The EU takes Poland to court. It doesn’t matter when you, reader, read this. It is a headline that is no longer news and that ranges from mining, to the rule of law to the telecommunications law. One of the most relevant dossiers has to do with Turow mines, which Poland refuses to close despite the ruling of the EU Court of Justice, which last May ordered the precautionary cessation of lignite mining activity while solving the complaint filed by the Czech Republic. Faced with the Polish rebellion, the European Justice has imposed a daily fine of 500,000 euros on Poland until the mine closes. However, the Brussels roadmap of linking the granting of European funds to the respect of fundamental rights, to which Warsaw has systematically imposed itself, is beginning to bear fruit.
Several Polish provinces, which had been a zone free of ‘LGTB ideology’, have backtracked in their declaration adopted in 2019 in the face of the threat of losing their share of the React-EU funds (Recovery aid for cohesion and the territories of Europe ), a package of additional cohesion funds under which Poland has received a total of more than 1,500 million euros. Together, the regions represent almost a quarter of Poland’s population and land area. At the moment, as a result, only one of the five provinces threatened with losing EU funds, Łódź, has maintained its resolution.
Notes From Poland.
Last July, the European Commission initiated a legal appeal against Poland for the rights of the LGTB community and last month it froze the funding of the five Polish regions. The Polish Minister of Justice, Zbigniew Ziobro, had branded these pressures from Brussels as “economic terrorism” urging regional governments not to give in “to the blackmail of the EU”.
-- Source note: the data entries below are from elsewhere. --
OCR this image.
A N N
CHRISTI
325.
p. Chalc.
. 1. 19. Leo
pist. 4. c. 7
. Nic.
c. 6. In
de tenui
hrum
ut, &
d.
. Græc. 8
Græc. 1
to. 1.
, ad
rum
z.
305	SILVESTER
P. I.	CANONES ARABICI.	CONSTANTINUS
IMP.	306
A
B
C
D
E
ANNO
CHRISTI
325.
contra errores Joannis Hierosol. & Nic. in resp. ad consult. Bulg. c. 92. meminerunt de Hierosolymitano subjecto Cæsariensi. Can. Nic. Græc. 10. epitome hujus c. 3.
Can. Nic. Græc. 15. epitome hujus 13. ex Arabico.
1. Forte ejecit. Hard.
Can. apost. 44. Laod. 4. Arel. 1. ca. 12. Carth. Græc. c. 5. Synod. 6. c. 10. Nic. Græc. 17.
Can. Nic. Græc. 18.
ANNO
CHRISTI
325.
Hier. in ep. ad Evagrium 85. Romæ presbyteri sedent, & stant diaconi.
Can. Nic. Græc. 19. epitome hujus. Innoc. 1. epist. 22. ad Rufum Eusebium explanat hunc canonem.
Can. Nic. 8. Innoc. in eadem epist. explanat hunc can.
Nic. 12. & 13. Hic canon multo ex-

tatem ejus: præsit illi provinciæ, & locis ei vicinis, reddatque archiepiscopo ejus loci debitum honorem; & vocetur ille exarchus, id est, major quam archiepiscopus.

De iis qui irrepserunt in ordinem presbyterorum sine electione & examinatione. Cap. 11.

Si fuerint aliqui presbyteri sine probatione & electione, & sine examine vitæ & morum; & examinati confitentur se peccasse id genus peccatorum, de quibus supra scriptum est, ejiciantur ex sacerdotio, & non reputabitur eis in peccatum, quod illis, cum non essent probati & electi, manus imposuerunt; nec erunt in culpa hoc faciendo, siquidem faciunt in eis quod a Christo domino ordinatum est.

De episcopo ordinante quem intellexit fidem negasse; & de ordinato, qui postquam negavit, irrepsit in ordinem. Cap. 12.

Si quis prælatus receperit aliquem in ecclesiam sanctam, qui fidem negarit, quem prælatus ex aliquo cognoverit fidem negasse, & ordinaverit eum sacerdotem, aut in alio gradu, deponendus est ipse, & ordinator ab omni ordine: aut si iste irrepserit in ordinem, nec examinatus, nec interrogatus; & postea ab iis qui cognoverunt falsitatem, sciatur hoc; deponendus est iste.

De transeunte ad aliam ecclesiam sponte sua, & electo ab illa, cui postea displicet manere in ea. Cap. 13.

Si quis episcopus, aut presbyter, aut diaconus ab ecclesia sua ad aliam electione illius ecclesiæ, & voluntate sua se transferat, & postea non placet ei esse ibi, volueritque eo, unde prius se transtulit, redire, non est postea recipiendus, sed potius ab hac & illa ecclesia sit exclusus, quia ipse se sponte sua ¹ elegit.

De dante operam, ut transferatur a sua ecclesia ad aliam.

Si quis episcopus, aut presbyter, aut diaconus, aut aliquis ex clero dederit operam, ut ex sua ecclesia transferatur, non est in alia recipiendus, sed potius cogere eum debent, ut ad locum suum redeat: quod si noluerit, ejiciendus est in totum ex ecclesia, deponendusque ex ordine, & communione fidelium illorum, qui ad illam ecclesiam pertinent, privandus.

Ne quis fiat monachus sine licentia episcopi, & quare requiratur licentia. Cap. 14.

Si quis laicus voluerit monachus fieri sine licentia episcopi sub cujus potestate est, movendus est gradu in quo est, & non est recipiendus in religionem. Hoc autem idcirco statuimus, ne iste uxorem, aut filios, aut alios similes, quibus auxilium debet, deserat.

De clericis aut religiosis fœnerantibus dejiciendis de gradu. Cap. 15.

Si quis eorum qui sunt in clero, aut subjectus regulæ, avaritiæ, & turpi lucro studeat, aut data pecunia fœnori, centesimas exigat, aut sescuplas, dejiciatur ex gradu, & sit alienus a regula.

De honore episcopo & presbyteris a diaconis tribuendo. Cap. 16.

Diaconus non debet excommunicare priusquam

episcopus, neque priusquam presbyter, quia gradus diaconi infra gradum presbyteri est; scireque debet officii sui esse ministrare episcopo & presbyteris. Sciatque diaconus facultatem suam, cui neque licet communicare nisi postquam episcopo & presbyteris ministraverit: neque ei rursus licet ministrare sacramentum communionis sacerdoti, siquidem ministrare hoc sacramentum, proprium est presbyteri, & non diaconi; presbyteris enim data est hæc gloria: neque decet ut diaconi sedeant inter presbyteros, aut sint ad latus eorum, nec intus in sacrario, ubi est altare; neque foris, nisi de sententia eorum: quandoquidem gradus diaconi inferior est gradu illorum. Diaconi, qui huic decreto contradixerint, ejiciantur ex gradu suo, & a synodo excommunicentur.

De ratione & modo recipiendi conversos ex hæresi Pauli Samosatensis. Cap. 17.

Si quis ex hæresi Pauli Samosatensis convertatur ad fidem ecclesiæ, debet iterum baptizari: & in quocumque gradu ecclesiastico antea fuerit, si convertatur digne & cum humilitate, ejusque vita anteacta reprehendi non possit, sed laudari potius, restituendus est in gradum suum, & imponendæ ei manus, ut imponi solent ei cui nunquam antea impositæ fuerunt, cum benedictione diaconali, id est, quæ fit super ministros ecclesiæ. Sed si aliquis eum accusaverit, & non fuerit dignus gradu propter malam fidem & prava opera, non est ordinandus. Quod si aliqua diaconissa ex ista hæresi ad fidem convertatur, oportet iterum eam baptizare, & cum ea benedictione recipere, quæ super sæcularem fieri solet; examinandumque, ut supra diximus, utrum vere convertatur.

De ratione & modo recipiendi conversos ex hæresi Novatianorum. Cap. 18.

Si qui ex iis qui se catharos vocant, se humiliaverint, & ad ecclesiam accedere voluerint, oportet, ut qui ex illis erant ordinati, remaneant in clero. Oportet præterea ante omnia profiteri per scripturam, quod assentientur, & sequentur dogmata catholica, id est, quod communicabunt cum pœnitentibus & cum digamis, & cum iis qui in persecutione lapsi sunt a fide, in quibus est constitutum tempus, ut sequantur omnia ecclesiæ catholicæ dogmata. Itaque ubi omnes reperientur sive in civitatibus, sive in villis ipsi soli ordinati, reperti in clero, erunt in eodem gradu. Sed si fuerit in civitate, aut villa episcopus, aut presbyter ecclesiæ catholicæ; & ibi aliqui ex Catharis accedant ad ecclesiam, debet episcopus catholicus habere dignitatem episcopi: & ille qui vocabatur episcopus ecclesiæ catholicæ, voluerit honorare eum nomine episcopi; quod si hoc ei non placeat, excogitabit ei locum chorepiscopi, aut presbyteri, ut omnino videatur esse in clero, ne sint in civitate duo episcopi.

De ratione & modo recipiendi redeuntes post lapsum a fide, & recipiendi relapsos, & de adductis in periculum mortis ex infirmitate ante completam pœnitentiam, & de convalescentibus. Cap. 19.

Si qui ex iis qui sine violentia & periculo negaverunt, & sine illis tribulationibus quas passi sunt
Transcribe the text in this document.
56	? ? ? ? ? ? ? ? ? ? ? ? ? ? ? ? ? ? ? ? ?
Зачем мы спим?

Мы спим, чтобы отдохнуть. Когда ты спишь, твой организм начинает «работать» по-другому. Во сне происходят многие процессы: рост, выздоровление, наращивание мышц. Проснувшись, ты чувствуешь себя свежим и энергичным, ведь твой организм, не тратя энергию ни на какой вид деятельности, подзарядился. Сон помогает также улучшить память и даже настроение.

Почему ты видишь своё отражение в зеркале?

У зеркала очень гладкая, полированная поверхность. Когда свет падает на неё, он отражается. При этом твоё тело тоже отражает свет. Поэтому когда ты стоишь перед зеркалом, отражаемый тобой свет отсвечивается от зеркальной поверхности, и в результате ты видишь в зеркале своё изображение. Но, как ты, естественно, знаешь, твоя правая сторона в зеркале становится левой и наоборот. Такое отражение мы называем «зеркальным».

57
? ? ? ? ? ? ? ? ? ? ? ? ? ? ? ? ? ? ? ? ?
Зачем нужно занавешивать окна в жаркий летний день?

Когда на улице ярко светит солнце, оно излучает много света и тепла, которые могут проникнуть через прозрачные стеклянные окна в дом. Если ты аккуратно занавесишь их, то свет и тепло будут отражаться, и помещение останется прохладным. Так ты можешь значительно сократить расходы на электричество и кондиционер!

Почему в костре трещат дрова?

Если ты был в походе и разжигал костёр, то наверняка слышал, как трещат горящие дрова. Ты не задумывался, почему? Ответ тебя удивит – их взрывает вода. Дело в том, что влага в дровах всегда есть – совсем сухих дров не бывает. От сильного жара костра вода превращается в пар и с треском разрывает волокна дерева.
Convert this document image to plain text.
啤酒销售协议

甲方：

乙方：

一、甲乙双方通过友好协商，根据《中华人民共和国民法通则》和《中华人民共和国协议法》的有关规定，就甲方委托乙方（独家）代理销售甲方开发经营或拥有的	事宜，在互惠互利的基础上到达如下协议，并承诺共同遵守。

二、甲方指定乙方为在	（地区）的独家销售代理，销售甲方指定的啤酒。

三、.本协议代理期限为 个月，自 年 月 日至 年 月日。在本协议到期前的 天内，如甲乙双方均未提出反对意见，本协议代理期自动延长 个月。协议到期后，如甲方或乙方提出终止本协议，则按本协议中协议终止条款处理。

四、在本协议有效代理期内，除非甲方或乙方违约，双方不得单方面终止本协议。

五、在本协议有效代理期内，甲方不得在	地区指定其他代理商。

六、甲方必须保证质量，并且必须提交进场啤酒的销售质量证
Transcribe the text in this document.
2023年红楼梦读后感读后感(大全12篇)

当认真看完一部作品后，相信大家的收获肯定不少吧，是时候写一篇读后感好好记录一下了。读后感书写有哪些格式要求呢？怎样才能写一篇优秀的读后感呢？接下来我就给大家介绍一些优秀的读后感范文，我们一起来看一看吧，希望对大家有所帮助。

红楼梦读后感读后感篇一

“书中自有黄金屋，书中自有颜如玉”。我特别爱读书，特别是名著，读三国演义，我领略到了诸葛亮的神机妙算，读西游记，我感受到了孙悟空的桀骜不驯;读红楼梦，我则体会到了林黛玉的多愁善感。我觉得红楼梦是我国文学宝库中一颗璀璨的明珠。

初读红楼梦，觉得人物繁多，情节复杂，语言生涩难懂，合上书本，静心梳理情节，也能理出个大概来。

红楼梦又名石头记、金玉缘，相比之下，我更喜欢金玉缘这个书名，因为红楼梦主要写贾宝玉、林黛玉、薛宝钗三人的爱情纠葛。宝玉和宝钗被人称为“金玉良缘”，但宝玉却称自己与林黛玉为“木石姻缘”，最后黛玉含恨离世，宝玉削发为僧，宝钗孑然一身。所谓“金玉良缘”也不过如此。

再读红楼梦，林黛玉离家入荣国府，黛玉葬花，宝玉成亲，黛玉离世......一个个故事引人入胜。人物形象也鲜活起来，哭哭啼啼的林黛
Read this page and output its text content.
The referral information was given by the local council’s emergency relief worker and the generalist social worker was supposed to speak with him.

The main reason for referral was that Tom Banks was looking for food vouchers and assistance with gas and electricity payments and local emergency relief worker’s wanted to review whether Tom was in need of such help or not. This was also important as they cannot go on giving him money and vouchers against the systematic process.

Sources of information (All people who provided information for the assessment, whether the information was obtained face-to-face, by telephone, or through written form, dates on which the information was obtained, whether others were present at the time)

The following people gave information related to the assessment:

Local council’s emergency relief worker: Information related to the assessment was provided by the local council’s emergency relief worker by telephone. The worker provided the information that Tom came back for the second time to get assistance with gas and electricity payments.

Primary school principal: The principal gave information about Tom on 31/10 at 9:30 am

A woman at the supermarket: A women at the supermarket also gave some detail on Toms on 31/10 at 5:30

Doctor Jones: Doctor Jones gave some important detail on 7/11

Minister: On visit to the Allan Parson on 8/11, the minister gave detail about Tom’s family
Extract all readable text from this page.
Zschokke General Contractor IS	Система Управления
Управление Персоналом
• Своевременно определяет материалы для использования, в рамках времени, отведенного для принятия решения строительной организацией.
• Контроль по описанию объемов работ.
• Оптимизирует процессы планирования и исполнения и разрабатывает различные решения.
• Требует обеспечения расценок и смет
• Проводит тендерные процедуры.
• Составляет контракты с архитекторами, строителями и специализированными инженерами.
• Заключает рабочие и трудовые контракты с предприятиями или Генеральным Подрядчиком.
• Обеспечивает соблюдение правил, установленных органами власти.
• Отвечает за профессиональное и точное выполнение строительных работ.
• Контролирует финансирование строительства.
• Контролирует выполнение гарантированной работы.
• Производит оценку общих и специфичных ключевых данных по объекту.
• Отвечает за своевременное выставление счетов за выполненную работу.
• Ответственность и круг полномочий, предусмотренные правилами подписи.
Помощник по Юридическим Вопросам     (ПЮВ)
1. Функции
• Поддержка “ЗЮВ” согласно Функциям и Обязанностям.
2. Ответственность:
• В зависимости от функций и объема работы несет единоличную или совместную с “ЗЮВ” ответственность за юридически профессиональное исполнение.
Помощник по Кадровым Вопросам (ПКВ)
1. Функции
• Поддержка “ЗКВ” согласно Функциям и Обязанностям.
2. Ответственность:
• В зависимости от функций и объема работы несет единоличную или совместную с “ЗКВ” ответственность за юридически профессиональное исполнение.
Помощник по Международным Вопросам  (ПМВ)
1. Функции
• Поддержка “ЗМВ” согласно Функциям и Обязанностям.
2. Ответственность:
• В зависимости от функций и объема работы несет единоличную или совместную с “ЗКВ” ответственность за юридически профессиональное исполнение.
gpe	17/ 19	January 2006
“Without the EU, Poland would be like Belarus today”
The first to turn back Swietokrzyskie, a province of 1.2 million inhabitants in southeastern Poland, amended its resolution to another in which it promoted “respect for the centuries-old tradition and culture of Poland” in relation to “equality and fair treatment.”
“I am bisexual. I live in a country where they hate me and don’t like me for who I am. This feeling is horrible, there are people who do not want me here just because of my sexual condition, “the environmental activist and student told Europa Hoy Paulina Pietrzykowska (19 years old), which highlights how after each march in favor of gay rights it is recommended on social networks not to go home alone.
Like her, thousands of young Poles yearn to study abroad, not so much because of their future work but because of their personal situation.
So and everything, so much for Paulina as for your partner Kate they breathe relieved that their country is part of the European Union. “The EU is very important to us because of the idea that although Poland has its borders, it is part of a larger project,” says Paulina. Kasia is more direct: “If we were not in the EU, Poland would follow in the footsteps of its neighboring Russian neighbors: Belarus and Ukraine. We would be much more behind.
Since the beginning of 2019, in Poland there have been more than 80 cases in which regions, counties or municipalities have passed resolutions declaring themselves free from the so-called ‘LGBT ideology’, or have adopted ‘Regional charters of family rights’ or Discriminatory provisions for single parent and LGBTI families.
What is at stake in the conflict is money from EU funds. This is happening at a time when the European Parliament has adopted a resolution calling for the acceptance of same-sex couples and marriage throughout the European Union.
In another statement on September 14, this one on the rights of Lgtbiq people in the EU (adopted with 387 votes in favor, 161 against and 123 abstentions), the European Parliament defended that Europeans should be able to fully exercise their rights, including the right to free movement throughout the Union. The resolution establishes that registered marriages or unions formed in a member state must be recognized in all of them in a uniform way, and spouses and partners of the same sex must receive the same treatment as those of the opposite sex.
Brussels is preparing to take the first steps to implement its new conditionality mechanism of the rule of law starting this month, and for the defense of the EU values contained in Article 2 of the EU Treaty, according to informs the FT.
Linking respect for the rule of law with the distribution of funds has been the centerpiece of the EU’s east-west disagreements for more than a year. As the Polish MEP Lukasz Kohut commented to this newspaper, in the summer of 2020, in the negotiations of the heads of state regarding recovery funds, the Polish Prime Minister Mateusz Morawiecki He put the conditionality clause before any other issue that affected the country.
Last July, the plenary session of the European Parliament asked the Commission to quickly investigate any possible infringement of the principles of the rule of law “that could seriously affect or affect the sound financial management of the Union budget”, noting that “the situation in some Member States it already justified immediate action. ‘ According to the resolution, the budget conditionality regulation does not require any additional clarification to be applied and violations of the rule of law must be addressed without delay. October is the date set for the Commission to report on the first cases.
Existing instruments, especially the procedure of the
Article 7 To protect EU values, they have proven ineffective mainly due to the unanimity rule in the council that allows both Hungary and Poland to protect each other.
In the background, as reported by the specialized portal Politico, the European Commission may approve Poland’s recovery plan in November if Warsaw accepts certain legally binding objectives to restore its rule of law. The executive arm of the EU has been delaying the approval of the Polish project for months, which would mean access to 57 billion euros in loans and grants.